Me adentré en la lectura y me leí “millones” de libros. Seguía siendo bastante violenta, hasta que un buen día, Ivana, una estudiante de noveno grado, mitad rusa, mitad japonesa, me golpeó, humilló e insultó de una manera en la que me hizo sentir diminuta, tan pequeña que mi orgullo se fue por el drenaje con la sangre que escupí. Todo sucedió de una forma muy rápida. Era la noche de un jueves y en Main House acostumbrábamos bajar a un sótano oscuro y húmedo que parecía una mazmorra llena de celdas. Era el único lugar donde podíamos fumar y tomar sin ser vistas; claro está que, como era una tradición, todo el mundo sabía de su existencia, pero tal vez nadie quería cerrarlo.

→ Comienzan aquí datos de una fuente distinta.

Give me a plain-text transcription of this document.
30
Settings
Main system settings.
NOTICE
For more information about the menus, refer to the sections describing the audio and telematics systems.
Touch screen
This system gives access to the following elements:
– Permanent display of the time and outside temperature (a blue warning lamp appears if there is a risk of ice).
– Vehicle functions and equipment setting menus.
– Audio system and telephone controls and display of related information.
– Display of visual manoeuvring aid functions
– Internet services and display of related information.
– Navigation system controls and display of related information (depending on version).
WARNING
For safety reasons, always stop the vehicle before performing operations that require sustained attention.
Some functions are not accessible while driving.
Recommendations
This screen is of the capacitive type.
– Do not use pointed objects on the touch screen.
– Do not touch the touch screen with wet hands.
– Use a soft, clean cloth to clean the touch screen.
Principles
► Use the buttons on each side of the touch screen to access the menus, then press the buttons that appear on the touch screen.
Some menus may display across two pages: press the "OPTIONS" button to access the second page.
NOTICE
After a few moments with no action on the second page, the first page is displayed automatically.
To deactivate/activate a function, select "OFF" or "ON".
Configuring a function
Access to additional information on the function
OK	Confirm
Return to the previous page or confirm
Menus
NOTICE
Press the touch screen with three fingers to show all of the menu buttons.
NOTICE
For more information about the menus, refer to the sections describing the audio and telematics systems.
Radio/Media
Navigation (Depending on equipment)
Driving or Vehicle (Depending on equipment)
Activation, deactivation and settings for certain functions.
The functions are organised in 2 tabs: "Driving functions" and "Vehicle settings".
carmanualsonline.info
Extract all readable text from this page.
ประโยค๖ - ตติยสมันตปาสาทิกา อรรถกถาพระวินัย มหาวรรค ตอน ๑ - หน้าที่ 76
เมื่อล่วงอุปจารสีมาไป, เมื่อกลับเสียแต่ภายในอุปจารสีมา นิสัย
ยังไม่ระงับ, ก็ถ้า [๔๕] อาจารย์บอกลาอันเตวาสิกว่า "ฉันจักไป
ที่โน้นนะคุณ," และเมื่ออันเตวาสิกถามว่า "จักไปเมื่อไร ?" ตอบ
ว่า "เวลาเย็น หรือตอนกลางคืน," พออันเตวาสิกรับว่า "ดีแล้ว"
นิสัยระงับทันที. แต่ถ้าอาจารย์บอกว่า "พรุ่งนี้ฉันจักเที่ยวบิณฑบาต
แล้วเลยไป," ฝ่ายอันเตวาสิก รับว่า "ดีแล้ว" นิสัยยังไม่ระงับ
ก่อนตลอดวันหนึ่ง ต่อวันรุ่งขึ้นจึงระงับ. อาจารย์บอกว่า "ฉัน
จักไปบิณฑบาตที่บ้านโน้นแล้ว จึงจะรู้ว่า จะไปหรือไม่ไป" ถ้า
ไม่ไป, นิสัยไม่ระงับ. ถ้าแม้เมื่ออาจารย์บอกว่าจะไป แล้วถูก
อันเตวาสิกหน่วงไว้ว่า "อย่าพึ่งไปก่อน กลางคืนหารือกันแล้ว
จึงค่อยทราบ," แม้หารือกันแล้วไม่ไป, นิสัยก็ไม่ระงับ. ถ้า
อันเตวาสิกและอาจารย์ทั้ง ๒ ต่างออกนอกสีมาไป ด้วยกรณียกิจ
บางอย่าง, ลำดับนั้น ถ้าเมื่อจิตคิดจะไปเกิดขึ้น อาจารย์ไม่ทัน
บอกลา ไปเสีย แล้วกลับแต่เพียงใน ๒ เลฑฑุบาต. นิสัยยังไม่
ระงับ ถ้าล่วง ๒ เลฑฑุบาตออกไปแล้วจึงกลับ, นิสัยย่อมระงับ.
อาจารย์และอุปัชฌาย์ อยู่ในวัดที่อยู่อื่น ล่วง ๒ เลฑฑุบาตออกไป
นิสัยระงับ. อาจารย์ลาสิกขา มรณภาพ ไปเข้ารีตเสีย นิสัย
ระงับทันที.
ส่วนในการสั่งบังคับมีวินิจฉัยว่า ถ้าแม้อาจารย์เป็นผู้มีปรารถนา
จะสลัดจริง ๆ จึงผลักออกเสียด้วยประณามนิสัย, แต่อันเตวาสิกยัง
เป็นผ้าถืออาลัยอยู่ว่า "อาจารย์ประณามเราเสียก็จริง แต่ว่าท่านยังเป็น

Estaba hablando esa noche con Becka, cuando Hannah, una pelirroja de mal aspecto y mala actitud, me empujó como consecuencia de estar jugando con sus amigas. Tal vez no tuvo la intención, pero en ese momento solo pensé en golpearla, lo cual hice sin mediar palabra. Me di la vuelta llena de satisfacción por lo que había hecho, pero de repente sentí puños y patadas. Ivana me atacó para defender a su amiga, me arrojó al suelo y, fue tal la fuerza, que no pude ni gritar. Ivana era alta, tenía el pelo corto y aspecto de hombre. Se entrenaba levantando pesas y haciendo algo de artes marciales; era una especie de marimacho. Si no hubiese sido por Becka, quien evitó que me siguiera golpeando, no sé qué hubiese pasado. Solo sé que me llevaron a la enfermería y que allí estuve por unas doce horas; tenía golpeada el alma y el orgullo, además del cuerpo. Me sentí impotente, sola y abandonada, pero de cierta for­ma sentí que lo merecía. Ese sentimiento de culpa no me dejó defenderme.